Suddenly she interjects, “When talking about this subject, please don’t say BAM!”
Her lips curl slightly upward as the rest of the class laughs. And the talk about nuclear warfare and tensions in the Middle East continues.
Professor of Political Science Lenore Martin is not the kind of woman most would expect to be knowledgeable on Middle Eastern studies; even she admits that she stumbled into it.
“A person who studies the Middle East would [normally] have the language, a deep understanding of the religion, and a deep understanding of the culture,” she said. “I had to do a lot of that myself; I still don’t have the language. I never had the opportunity to take an enormous amount of time [on it].”
Prior to the Iranian revolution in 1979, Martin was finishing her doctoral thesis on boundary disputes in the Persian Gulf and could sense a storm brewing in the Middle East.
“When someone is working on their dissertation, they know it better than anybody else,” she said. “And I kept saying to my husband, there’s going to be a war, there’s going to be a war between Iran and Iraq.”
Following the completion of her thesis, Martin’s first editorial, “For a Gulf NATO,” was published in The New York Times on Oct. 9, 1980.
From that moment on, she was catapulted into Middle East studies. Martin has traveled extensively; the only three regions she has yet to visit are North Africa, Saudi Arabia and Qatar.
In 1991, she traveled to Iran to speak at a conference during the height of the Gulf War. She was originally the only woman invited until an Iranian woman was added as well.
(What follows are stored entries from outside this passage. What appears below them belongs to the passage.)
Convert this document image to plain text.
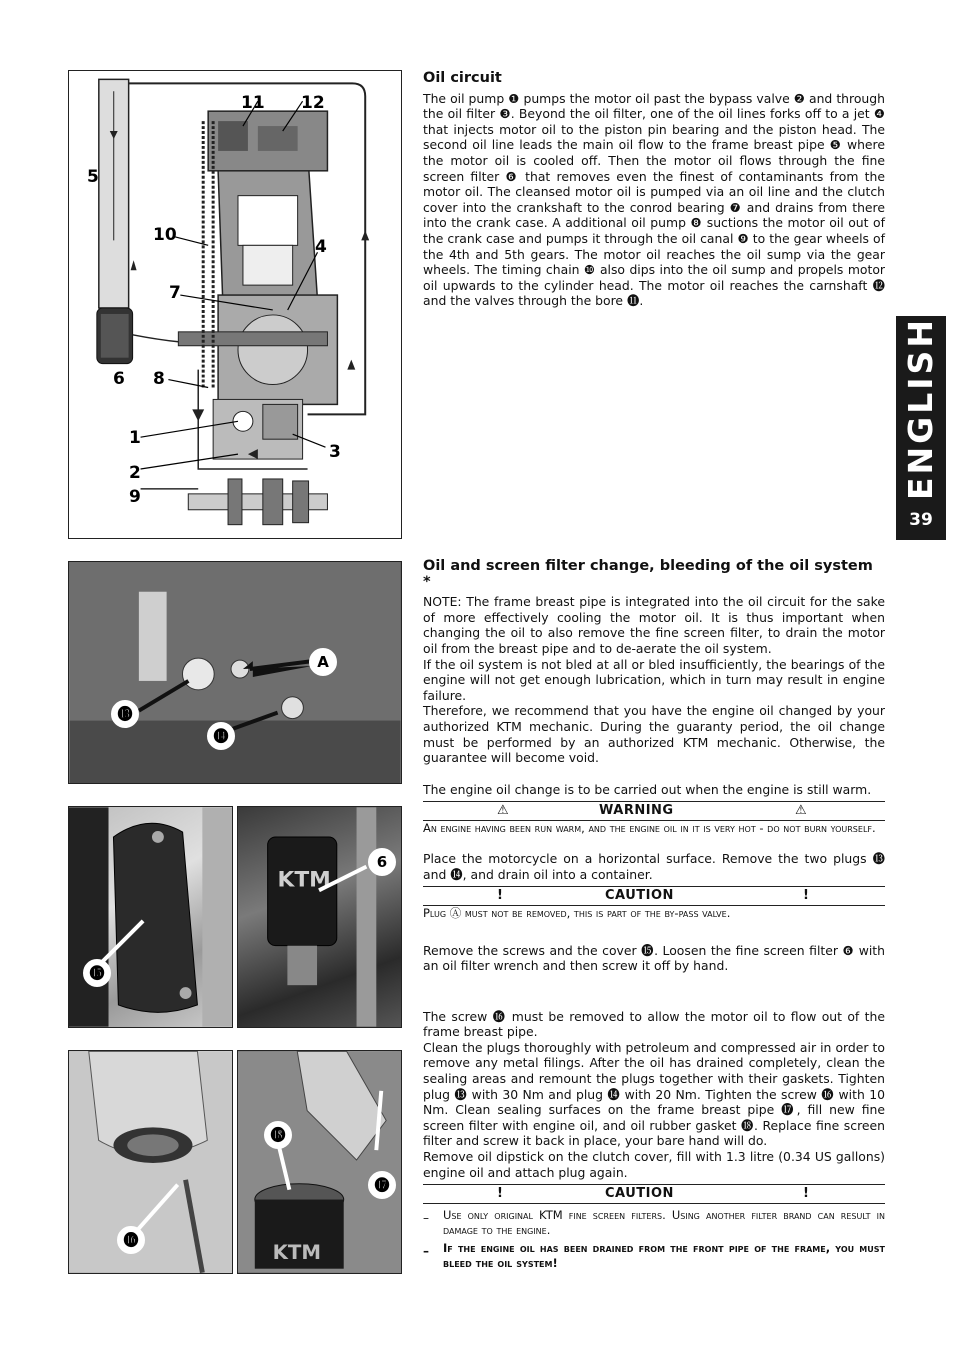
11 12
5
10
4
7
6 8
1
3
2
9
Oil circuit

The oil pump ❶ pumps the motor oil past the bypass valve ❷ and through the oil filter ❸. Beyond the oil filter, one of the oil lines forks off to a jet ❹ that injects motor oil to the piston pin bearing and the piston head. The second oil line leads the main oil flow to the frame breast pipe ❺ where the motor oil is cooled off. Then the motor oil flows through the fine screen filter ❻ that removes even the finest of contaminants from the motor oil. The cleansed motor oil is pumped via an oil line and the clutch cover into the crankshaft to the conrod bearing ❼ and drains from there into the crank case. A additional oil pump ❽ suctions the motor oil out of the crank case and pumps it through the oil canal ❾ to the gear wheels of the 4th and 5th gears. The motor oil reaches the oil sump via the gear wheels. The timing chain ❿ also dips into the oil sump and propels motor oil upwards to the cylinder head. The motor oil reaches the carnshaft ⓬ and the valves through the bore ⓫.

ENGLISH
39
A
⓭
⓮
Oil and screen filter change, bleeding of the oil system *

NOTE: The frame breast pipe is integrated into the oil circuit for the sake of more effectively cooling the motor oil. It is thus important when changing the oil to also remove the fine screen filter, to drain the motor oil from the breast pipe and to de-aerate the oil system.

If the oil system is not bled at all or bled insufficiently, the bearings of the engine will not get enough lubrication, which in turn may result in engine failure.

Therefore, we recommend that you have the engine oil changed by your authorized KTM mechanic. During the guaranty period, the oil change must be performed by an authorized KTM mechanic. Otherwise, the guarantee will become void.

The engine oil change is to be carried out when the engine is still warm.

⚠	WARNING	⚠

An engine having been run warm, and the engine oil in it is very hot - do not burn yourself.

Place the motorcycle on a horizontal surface. Remove the two plugs ⓭ and ⓮, and drain oil into a container.

!	CAUTION	!

Plug Ⓐ must not be removed, this is part of the by-pass valve.

Remove the screws and the cover ⓯. Loosen the fine screen filter ❻ with an oil filter wrench and then screw it off by hand.

The screw ⓰ must be removed to allow the motor oil to flow out of the frame breast pipe.

Clean the plugs thoroughly with petroleum and compressed air in order to remove any metal filings. After the oil has drained completely, clean the sealing areas and remount the plugs together with their gaskets. Tighten plug ⓭ with 30 Nm and plug ⓮ with 20 Nm. Tighten the screw ⓰ with 10 Nm. Clean sealing surfaces on the frame breast pipe ⓱, fill new fine screen filter with engine oil, and oil rubber gasket ⓲. Replace fine screen filter and screw it back in place, your bare hand will do.

Remove oil dipstick on the clutch cover, fill with 1.3 litre (0.34 US gallons) engine oil and attach plug again.

!	CAUTION	!
– Use only original KTM fine screen filters. Using another filter brand can result in damage to the engine.
– If the engine oil has been drained from the front pipe of the frame, you must bleed the oil system!
⓯
KTM
6
⓰
KTM
⓲
⓱
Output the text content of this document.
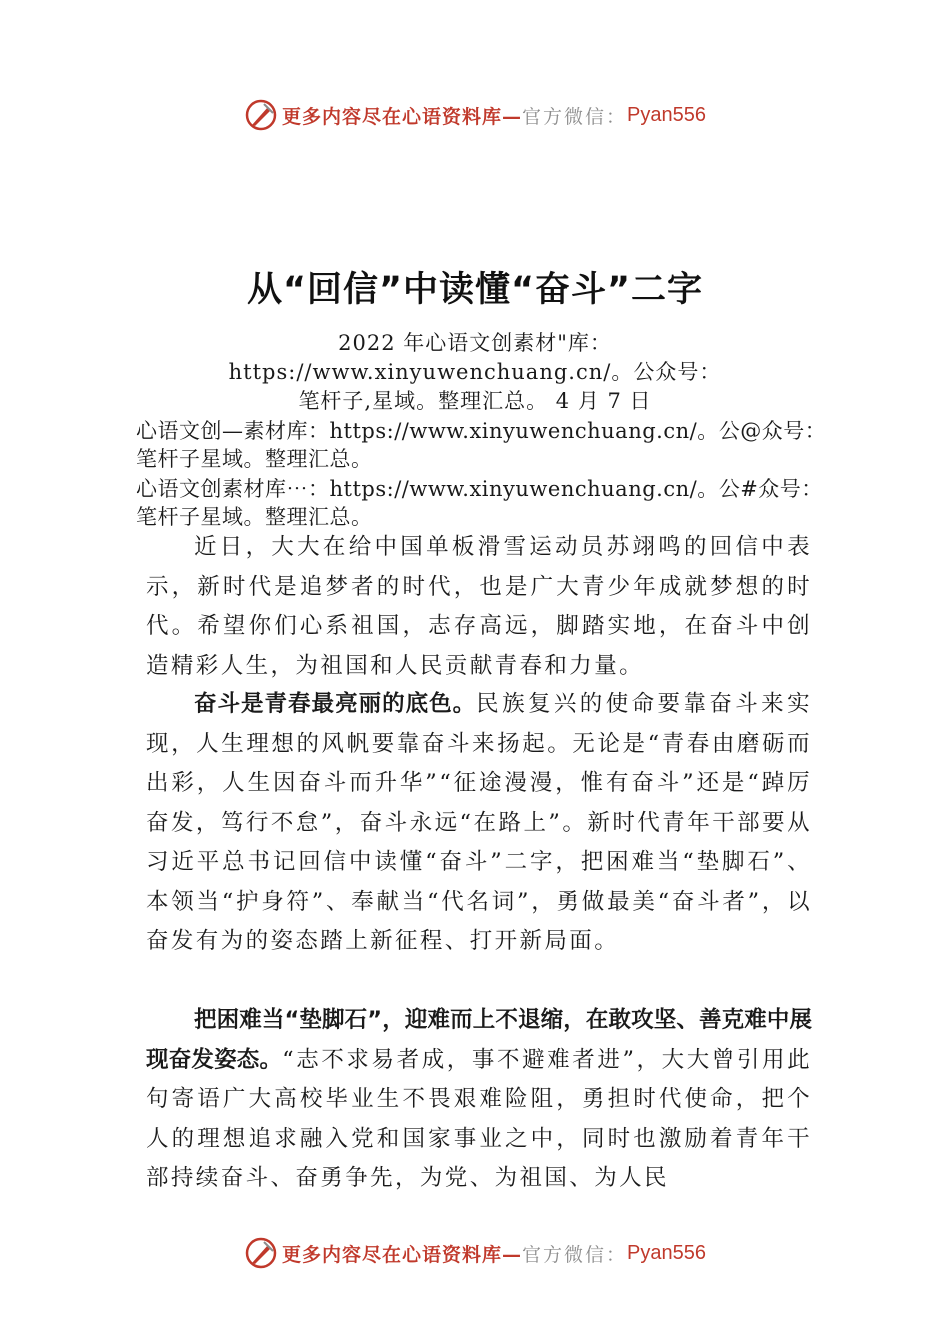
更多内容尽在心语资料库— 官方微信： Pyan556
从“回信”中读懂“奋斗”二字

2022 年心语文创素材"库：

https://www.xinyuwenchuang.cn/。公众号：

笔杆子,星域。整理汇总。 4 月 7 日

心语文创—素材库：https://www.xinyuwenchuang.cn/。公@众号：笔杆子星域。整理汇总。

心语文创素材库⋯：https://www.xinyuwenchuang.cn/。公#众号：笔杆子星域。整理汇总。

近日，大大在给中国单板滑雪运动员苏翊鸣的回信中表示，新时代是追梦者的时代，也是广大青少年成就梦想的时代。希望你们心系祖国，志存高远，脚踏实地，在奋斗中创造精彩人生，为祖国和人民贡献青春和力量。

奋斗是青春最亮丽的底色。民族复兴的使命要靠奋斗来实现，人生理想的风帆要靠奋斗来扬起。无论是“青春由磨砺而出彩，人生因奋斗而升华”“征途漫漫，惟有奋斗”还是“踔厉奋发，笃行不怠”，奋斗永远“在路上”。新时代青年干部要从习近平总书记回信中读懂“奋斗”二字，把困难当“垫脚石”、本领当“护身符”、奉献当“代名词”，勇做最美“奋斗者”，以奋发有为的姿态踏上新征程、打开新局面。

把困难当“垫脚石”，迎难而上不退缩，在敢攻坚、善克难中展现奋发姿态。“志不求易者成，事不避难者进”，大大曾引用此句寄语广大高校毕业生不畏艰难险阻，勇担时代使命，把个人的理想追求融入党和国家事业之中，同时也激励着青年干部持续奋斗、奋勇争先，为党、为祖国、为人民

更多内容尽在心语资料库— 官方微信： Pyan556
Before leaving the United States, Martin learned to tie a headscarf from a Saudi student at Emmanuel. Once she arrived in Iran and met the other female attendee, she realized the cultural differences ran much deeper.
“Even her hands were covered… and she spoke in a very soft voice,” she remembered. “And I told her, you have to speak up.”
While there, Martin arranged to attend all the events, including dinners, although men and women in Iran customarily dine separately. She brought back a banner depicting the faces of Ayatollah Khomeini and Ayatollah Khamenei, the former and current leaders of Islam in Iran.
One of Martin’s most recent achievements was her appointment as Louise Doherty Wyant Professor at Emmanuel. Usually, the position is offered to a humanities expert outside of the Emmanuel community.
“I was very honored to be asked and to be invited from within the faculty,” she said.
As the Wyant professor, Martin only teaches one course a semester, allowing her more time for writing and research. As part of this position, she also arranges to have a “compelling speaker” come to campus each semester. This semester, the speaker will be Dan Ariely, an Israeli-American professor of psychology and behavioral economics who will come to campus on April 19.
This semester will be Martin’s last as the Louise Doherty Wyant Professor, as she was awarded the position in January 2010.
Despite her 40 years as a professor, Martin is incredibly humble for a person in her position. When a maintenance worker recently stopped by her office to check that a piece of artwork had been delivered and hung correctly and asked Martin, “Are you happy with it?” She looked at the piece thoughtfully and added, “I think it looks perfect. Thank you so much for that.”
“You’re welcome. Anytime,” the worker replied with a small smile.
“Don’t say anytime,” she joked. “How many times have you moved me already?”